Istanbul airport owner seeks to refinance up to $5.6 billion in debt
IGA, the operator of Istanbul Airport, is seeking to refinance as much as 5 billion euros ($5.6 billion) in loans it used to build the facility, Reuters reported.
The company aims to lower the cost of repayment of the loans. It has mandated Dome Group of London to find banks to take part in the deal, Reuters cited IGA as saying.
Turkey says the airport, promoted by President Recep Tayyip Erdoğan as a symbol of Turkey’s emerging global stature, will be the world’s largest once all construction phases are completed. IGA becomes the latest Turkish corporation to seek to lower the cost of repaying its debts. Loans have become more expensive to service after a currency crisis last year that sparked a severe economic downturn.
“The project’s risk structure is not the same as that in the construction period anymore. We’re talking about a very serious economic value,” the company said, according to Reuters.
The airport opened a year ago to much public fanfare.

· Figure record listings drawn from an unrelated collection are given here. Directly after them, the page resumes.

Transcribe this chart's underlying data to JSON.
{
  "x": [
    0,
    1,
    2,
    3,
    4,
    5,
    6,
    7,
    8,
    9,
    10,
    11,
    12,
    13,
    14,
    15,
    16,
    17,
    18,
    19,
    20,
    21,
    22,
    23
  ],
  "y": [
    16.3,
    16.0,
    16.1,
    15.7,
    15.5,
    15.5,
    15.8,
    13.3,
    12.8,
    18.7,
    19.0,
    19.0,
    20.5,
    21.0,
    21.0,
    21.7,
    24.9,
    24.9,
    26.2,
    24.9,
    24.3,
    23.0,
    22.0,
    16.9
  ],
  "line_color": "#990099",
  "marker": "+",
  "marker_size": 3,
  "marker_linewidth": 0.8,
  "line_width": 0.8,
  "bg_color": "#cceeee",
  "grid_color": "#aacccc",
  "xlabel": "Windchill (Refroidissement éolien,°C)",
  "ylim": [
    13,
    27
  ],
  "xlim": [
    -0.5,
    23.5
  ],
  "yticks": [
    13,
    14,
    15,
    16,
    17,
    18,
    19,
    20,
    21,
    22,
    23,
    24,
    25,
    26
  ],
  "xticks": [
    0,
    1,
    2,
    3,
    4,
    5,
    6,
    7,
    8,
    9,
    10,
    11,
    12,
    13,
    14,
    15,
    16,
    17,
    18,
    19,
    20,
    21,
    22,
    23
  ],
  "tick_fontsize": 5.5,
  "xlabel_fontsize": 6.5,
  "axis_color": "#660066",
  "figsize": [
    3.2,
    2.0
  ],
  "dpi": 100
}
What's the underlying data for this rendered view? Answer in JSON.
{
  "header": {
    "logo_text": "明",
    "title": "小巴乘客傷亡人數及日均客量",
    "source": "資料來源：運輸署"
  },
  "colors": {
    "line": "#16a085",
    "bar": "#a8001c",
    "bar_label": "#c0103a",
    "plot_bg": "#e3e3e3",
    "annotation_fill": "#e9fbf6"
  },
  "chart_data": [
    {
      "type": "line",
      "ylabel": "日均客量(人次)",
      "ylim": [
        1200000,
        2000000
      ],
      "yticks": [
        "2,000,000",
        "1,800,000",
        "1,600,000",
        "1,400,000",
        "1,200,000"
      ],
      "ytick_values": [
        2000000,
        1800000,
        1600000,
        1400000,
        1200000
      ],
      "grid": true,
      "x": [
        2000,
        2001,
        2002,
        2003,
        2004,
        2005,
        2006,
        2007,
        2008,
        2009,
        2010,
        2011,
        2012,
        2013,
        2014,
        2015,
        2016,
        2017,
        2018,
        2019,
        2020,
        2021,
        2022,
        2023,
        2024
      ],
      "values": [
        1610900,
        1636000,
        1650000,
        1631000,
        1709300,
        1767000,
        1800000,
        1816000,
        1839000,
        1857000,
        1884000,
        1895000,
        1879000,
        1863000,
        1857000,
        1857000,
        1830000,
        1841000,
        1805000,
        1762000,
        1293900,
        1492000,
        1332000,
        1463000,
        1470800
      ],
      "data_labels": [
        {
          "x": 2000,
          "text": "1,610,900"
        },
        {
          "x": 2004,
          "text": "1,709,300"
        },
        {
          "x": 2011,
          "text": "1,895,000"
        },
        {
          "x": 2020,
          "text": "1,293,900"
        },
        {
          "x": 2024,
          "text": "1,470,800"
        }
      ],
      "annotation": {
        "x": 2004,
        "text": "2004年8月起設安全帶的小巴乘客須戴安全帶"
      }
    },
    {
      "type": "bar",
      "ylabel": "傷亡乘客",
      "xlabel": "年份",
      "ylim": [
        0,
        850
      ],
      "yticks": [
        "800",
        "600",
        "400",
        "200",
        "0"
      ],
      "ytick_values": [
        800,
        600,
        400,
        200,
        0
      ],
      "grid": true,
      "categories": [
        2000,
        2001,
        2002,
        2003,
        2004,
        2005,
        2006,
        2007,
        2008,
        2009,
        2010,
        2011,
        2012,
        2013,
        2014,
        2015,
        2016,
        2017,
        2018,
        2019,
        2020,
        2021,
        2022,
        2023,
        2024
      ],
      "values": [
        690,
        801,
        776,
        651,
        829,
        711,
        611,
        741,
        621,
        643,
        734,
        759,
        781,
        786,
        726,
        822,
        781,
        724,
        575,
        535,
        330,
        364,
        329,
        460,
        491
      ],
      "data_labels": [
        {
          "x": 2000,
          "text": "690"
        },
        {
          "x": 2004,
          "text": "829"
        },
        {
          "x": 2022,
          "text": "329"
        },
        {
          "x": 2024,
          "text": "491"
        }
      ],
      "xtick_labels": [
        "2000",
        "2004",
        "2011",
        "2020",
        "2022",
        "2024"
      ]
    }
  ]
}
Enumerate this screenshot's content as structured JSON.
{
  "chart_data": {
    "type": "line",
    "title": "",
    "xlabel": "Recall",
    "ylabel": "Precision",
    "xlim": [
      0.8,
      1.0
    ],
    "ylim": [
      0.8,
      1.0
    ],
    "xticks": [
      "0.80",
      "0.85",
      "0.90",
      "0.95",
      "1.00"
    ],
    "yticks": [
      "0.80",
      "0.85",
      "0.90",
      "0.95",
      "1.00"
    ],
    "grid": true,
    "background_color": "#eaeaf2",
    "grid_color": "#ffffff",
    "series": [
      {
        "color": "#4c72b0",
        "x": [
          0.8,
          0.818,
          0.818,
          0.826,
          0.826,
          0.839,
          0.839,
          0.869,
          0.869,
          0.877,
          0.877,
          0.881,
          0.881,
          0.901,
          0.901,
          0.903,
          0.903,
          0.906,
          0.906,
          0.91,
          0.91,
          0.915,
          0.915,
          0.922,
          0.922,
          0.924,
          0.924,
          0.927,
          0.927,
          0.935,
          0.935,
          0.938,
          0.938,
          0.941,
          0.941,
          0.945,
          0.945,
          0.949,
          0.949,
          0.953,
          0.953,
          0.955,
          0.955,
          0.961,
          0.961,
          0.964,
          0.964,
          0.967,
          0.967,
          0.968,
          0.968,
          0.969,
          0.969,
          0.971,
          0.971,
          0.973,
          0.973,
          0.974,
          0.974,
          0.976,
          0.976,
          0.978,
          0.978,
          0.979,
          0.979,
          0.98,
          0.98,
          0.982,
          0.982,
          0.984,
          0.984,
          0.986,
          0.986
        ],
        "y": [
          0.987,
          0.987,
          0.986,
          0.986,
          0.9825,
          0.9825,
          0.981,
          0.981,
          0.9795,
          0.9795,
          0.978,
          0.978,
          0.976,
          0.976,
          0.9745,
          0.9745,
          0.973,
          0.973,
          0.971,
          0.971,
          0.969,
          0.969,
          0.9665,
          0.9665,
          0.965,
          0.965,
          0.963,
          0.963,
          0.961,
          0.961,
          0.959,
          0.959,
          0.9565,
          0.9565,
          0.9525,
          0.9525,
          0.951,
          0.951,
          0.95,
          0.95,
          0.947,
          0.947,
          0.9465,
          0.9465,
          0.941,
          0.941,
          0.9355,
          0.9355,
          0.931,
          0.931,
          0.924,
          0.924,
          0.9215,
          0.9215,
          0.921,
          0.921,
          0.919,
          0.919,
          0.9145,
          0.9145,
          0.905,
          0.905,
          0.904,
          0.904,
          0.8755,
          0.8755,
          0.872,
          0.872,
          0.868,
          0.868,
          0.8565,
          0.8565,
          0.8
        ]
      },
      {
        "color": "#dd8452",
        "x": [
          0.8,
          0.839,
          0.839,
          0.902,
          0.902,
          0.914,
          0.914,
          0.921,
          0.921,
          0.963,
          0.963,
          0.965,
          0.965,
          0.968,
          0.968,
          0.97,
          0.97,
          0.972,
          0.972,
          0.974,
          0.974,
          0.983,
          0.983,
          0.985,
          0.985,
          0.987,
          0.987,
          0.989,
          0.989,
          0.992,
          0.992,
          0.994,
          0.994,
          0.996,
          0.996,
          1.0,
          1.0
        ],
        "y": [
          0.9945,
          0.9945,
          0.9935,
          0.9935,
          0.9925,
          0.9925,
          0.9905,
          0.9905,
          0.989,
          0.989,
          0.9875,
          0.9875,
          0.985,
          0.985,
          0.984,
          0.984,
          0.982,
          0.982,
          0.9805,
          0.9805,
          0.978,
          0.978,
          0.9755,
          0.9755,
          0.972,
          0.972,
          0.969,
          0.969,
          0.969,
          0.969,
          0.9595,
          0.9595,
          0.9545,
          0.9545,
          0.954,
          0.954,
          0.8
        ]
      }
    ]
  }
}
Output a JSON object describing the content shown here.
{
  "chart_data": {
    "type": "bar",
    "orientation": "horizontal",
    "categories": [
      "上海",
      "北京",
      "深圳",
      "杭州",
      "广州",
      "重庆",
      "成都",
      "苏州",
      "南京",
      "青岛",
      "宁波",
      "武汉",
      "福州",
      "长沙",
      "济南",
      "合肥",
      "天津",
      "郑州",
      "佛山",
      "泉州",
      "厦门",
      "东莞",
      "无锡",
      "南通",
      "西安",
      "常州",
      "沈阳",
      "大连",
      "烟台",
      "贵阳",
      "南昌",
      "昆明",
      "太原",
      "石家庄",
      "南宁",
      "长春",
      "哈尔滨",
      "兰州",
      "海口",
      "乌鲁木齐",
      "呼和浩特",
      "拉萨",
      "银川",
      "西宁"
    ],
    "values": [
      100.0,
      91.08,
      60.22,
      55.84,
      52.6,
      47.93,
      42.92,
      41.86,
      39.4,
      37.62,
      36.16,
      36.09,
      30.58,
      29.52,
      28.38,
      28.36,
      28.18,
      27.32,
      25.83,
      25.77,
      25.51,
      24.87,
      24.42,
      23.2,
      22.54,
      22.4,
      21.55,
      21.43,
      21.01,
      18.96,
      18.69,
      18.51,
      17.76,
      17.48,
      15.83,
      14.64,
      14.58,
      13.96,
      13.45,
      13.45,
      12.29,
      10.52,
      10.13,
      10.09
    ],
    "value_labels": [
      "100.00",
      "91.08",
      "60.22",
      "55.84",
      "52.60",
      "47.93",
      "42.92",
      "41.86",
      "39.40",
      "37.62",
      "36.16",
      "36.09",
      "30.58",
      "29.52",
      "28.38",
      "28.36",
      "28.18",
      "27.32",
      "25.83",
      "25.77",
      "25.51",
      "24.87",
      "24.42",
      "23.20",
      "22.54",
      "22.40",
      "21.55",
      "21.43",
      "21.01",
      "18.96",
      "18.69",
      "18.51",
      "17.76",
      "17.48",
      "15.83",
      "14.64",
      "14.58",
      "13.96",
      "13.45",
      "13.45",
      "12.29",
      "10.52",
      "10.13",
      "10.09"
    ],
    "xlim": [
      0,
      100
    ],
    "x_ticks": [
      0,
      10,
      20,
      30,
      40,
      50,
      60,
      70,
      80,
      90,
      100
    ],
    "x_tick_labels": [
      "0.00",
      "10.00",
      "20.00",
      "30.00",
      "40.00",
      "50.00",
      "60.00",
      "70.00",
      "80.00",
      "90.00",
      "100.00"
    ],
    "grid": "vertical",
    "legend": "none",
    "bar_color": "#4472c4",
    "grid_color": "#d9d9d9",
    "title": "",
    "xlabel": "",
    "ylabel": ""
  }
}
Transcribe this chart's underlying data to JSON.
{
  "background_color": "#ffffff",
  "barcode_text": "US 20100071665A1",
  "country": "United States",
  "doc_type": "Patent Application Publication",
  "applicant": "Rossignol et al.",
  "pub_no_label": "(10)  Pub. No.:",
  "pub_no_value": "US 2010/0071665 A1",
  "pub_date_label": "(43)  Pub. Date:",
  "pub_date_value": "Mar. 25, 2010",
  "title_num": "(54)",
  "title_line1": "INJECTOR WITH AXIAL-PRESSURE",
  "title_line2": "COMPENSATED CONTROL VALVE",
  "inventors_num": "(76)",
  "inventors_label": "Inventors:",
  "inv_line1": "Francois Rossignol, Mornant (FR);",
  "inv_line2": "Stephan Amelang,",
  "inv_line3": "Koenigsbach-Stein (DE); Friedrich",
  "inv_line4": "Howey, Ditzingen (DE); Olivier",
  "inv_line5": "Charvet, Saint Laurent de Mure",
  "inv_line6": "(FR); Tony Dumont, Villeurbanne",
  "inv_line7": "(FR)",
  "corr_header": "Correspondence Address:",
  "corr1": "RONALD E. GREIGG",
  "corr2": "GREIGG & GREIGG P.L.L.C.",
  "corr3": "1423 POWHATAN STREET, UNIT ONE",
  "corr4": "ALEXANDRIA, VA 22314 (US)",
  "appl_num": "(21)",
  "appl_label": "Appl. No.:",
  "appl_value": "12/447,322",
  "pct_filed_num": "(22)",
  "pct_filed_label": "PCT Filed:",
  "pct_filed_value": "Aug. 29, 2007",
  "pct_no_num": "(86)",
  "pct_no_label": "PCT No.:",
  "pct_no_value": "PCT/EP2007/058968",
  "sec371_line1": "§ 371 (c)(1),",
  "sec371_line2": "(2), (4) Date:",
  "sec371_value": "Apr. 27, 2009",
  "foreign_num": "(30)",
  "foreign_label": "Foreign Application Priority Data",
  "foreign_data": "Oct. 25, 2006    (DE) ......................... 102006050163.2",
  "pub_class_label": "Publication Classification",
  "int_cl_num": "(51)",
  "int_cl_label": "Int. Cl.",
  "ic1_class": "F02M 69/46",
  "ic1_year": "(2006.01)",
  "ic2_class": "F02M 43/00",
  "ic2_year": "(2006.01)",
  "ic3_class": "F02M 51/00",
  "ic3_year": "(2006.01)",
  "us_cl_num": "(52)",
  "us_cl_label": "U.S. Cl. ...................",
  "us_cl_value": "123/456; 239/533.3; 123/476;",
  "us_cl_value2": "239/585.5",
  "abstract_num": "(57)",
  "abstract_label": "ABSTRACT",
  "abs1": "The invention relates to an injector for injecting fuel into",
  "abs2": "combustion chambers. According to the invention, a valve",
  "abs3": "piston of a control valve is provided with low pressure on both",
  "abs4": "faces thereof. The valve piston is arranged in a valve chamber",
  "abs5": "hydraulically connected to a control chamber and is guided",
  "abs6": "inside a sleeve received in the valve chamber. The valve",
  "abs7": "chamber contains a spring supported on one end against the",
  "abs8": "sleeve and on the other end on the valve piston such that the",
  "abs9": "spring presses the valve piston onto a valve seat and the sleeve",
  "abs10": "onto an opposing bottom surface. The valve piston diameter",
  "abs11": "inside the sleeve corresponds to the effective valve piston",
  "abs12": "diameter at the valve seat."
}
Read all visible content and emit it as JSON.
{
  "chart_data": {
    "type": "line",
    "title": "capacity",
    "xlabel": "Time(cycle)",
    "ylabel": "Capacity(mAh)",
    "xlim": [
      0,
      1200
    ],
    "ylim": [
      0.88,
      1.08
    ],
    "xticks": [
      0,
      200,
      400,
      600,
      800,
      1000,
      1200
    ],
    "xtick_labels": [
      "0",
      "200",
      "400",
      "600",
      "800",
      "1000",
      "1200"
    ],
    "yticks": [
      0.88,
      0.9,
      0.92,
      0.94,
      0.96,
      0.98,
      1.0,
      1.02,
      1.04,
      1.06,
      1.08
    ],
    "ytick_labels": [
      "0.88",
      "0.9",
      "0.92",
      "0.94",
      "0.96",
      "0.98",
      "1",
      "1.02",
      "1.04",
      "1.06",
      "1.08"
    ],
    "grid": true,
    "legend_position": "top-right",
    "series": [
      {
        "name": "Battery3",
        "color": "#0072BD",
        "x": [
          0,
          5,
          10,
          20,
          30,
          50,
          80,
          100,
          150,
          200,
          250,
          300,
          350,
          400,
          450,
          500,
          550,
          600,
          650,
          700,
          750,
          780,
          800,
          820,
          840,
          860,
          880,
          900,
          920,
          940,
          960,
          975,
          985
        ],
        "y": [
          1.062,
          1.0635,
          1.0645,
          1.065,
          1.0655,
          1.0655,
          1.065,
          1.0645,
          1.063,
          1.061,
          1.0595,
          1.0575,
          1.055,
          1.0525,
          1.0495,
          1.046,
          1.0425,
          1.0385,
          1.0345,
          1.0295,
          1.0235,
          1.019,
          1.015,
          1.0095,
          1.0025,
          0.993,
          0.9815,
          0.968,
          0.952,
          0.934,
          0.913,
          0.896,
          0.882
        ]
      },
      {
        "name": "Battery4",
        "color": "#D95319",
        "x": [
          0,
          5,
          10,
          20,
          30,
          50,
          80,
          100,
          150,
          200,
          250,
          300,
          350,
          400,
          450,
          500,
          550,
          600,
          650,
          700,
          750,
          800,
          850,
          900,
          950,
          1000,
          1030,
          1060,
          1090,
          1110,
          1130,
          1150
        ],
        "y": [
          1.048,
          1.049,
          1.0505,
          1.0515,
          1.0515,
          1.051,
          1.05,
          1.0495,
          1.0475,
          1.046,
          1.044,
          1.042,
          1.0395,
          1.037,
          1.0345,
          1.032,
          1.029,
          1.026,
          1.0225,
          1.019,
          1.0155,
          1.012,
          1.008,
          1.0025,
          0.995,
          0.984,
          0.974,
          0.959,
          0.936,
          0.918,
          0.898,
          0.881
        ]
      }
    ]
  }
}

Turkish Airlines, the national carrier, moved its headquarters there at the start of this year.
IGA obtained a 4.5-billion euro loan from banks to build the airport with a 16-year maturity and a four-year grace period on repayment of the principle. IGA later borrowed a further 1 billion euros.
Turkish construction companies Kalyon, Limak, Cengiz and Mapa owns shares in IGA. All enjoy close relations with the Erdoğan government.
Three state-run Turkish banks -- Ziraat Bank, Halkbank and Vakıfbank – as well as private lenders Denizbank, Garanti BBVA and Finansbank, participated in the loan deal.